Seketika ketika aku terdiam Ayah dengan senyumannya, “Jangan terlalu dipikirkan, untuk sekarang kau hanya perlu fokus dengan keseharian mu saja, dan diwaktu yang tapat kau akan mengetahuinya sendiri. ” Ungkapnya seraya memegang kepalaku.

Walaupun aku sangat penasaran dengan perkataan Ayah tersebut, tapi hati ku menolak untuk bertanya lebih lanjut. Aku sadar bahwa dari senyuman Ayah itu tersembunyi kekhawatiran yang amat besar. Senyumannya itu terlihat sangat mirip dengan Ayahku di kehidupan sebelumnya.

"Setelah kau tamat dari Akademi, apa yang ingin kau lakukan nak? " Tanya Ayah seketika untuk mengalihkan pertanyaan pertamaku tadi.

Seketika aku berkata, “Hah? Akademi, emangnya ada ya? ” Ucapku spontan.

Mendengar pertanyaan ku tersebut Ayah langsung tertawa terbahak-bahak dengan kerasnya seraya berbicara, “Memangnya kau pikir ini dunia mana ha? Hahaha ...  Seharusnya kau tau kan apa yang harus dilakukan di akademi itu? Jangan buat Ayah tertawa lagi jika kau tak mengetahuinya! Hahaha.. ”

Aku sedikit kesal dengan ungkapan terakhirnya tersebut. Apa dia sedang mengolok-olok ku ha?! Dan tak ku sangka bahwa dunia ini memiliki  pendidikan juga.

Akhirnya Ayah berhenti tertawa, yang kemudian bertanya kembali, “Jadi apa yang nak? Apa yang akan kau lakukan setelah lulus nantinya? ”

Aku hanya diam untuk beberapa saat seraya berpikir dengan cermat. Aku masih terpikir tentang rencana besar ku di dunia ini, yang seketika berkata, “Apa yang Ayah pikirkan tentang Pahlawan? ”

Seketika ketika mendengar ucapan ku, raut wajah Ayah berubah seketika, “Apa itu yang kau inginkan nak? ”

Mendengar nada bicaranya yang dingin itu membuatku terdiam membisu.
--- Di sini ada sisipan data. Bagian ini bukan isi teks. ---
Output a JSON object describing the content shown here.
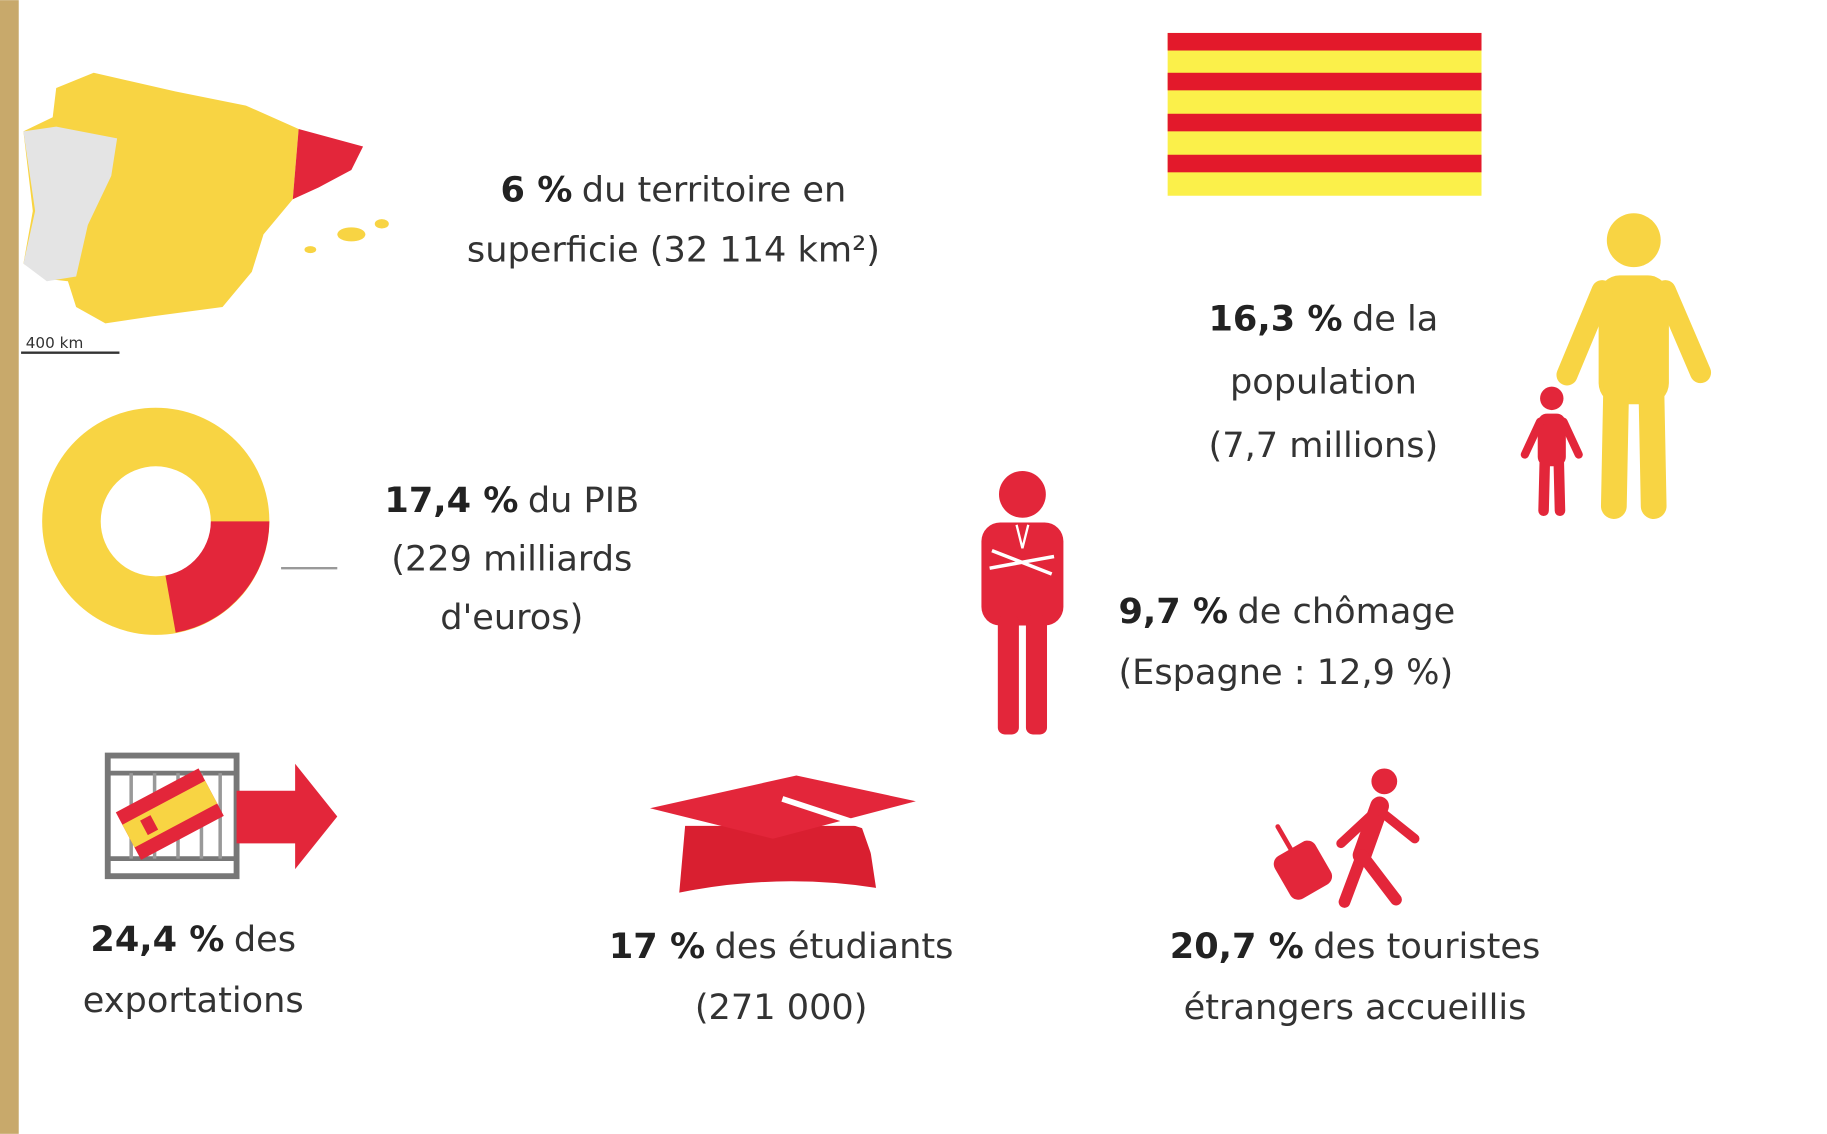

Sesekali Ayah menghembuskan nafasnya yang sangat dalam untuk beberapa kali yang kemudian berkata, “Karna wawasanmu luas, maka Ayah akan terang-terangan saja.  Negara menciptakan Pahlawan untuk membutakan rakyat, mengalihkan mereka dari pembantaian massal keluarga mereka, sebagai simbol negara, mereka juga menjadi target dari musuh-musuh mereka. Ayah sangat tidak ingin kau menjadi sosok itu. ” Ungkapnya dengan wajah dingin yang amat seriusnya.

Aku sangat terpukau dengan pemikiran Ayah tersebut yang seakan sudah pernah mengalaminya sendiri.

“Jadi Ayah berpikir demikian juga ya~ ” Gumam kecilku.

‘Ah sial! Apa Ayah mendengar ucapanku tadi? ’

Seketika aku menatap Ayah kembali.

Fiuh~ ’ Sepertinya Ayah tak mendengarnya karna terfokuskan dengan urusan mancingnya sekarang ini, kuharap begitu.

Hari mulai menjelang sore, Ayah sudah menangkap lumayan banyak ikan dalam ember nya.

Ditengah perjalanan Aku berbicara, “Sebenarnya aku juga tak terpikir untuk menjadi sosok itu sih~ aku berpikir akan menjalani hidupku untuk menjadi seorang petualang. Bagaimana menurut Ayah? ” Ungkapku disertai senyuman lebar, walaupun setengah senyuman itu palsu, dikarenakan tercampur dengan rencana besar ku.

“Ayah setuju-setuju saja dengan apa yang ingin kau lakukan, dan sebelum itu berpikirlah bagaimana membuat Ibu mu juga mengizinkannya juga. Hahaha.. ”

Seketika semangatku langsung hilang ketika membayangi Ibu yang amat marah tak akan pernah menyetujui hal tersebut. Uugh~ bagaimana caranya aku menjelaskannya ya.

Ayah kemudian kembali berbicara, “Jika kau sudah mendapatkan izin darinya, maka buatlah kami banga dengan berbagai prestasi mu, dan jadilah kuat untuk melindungi orang-orang yang kau sayangi. Layaknya Ayahmu ini ketika masih muda dulu, hahaha... ”

Seketika aku pun ikut tertawa untuk beberapa saat, dan kemudian langsung berhenti karna ada yang janggal.

“Tunggu! Apa Ayah pernah menjadi seorang petualang? ”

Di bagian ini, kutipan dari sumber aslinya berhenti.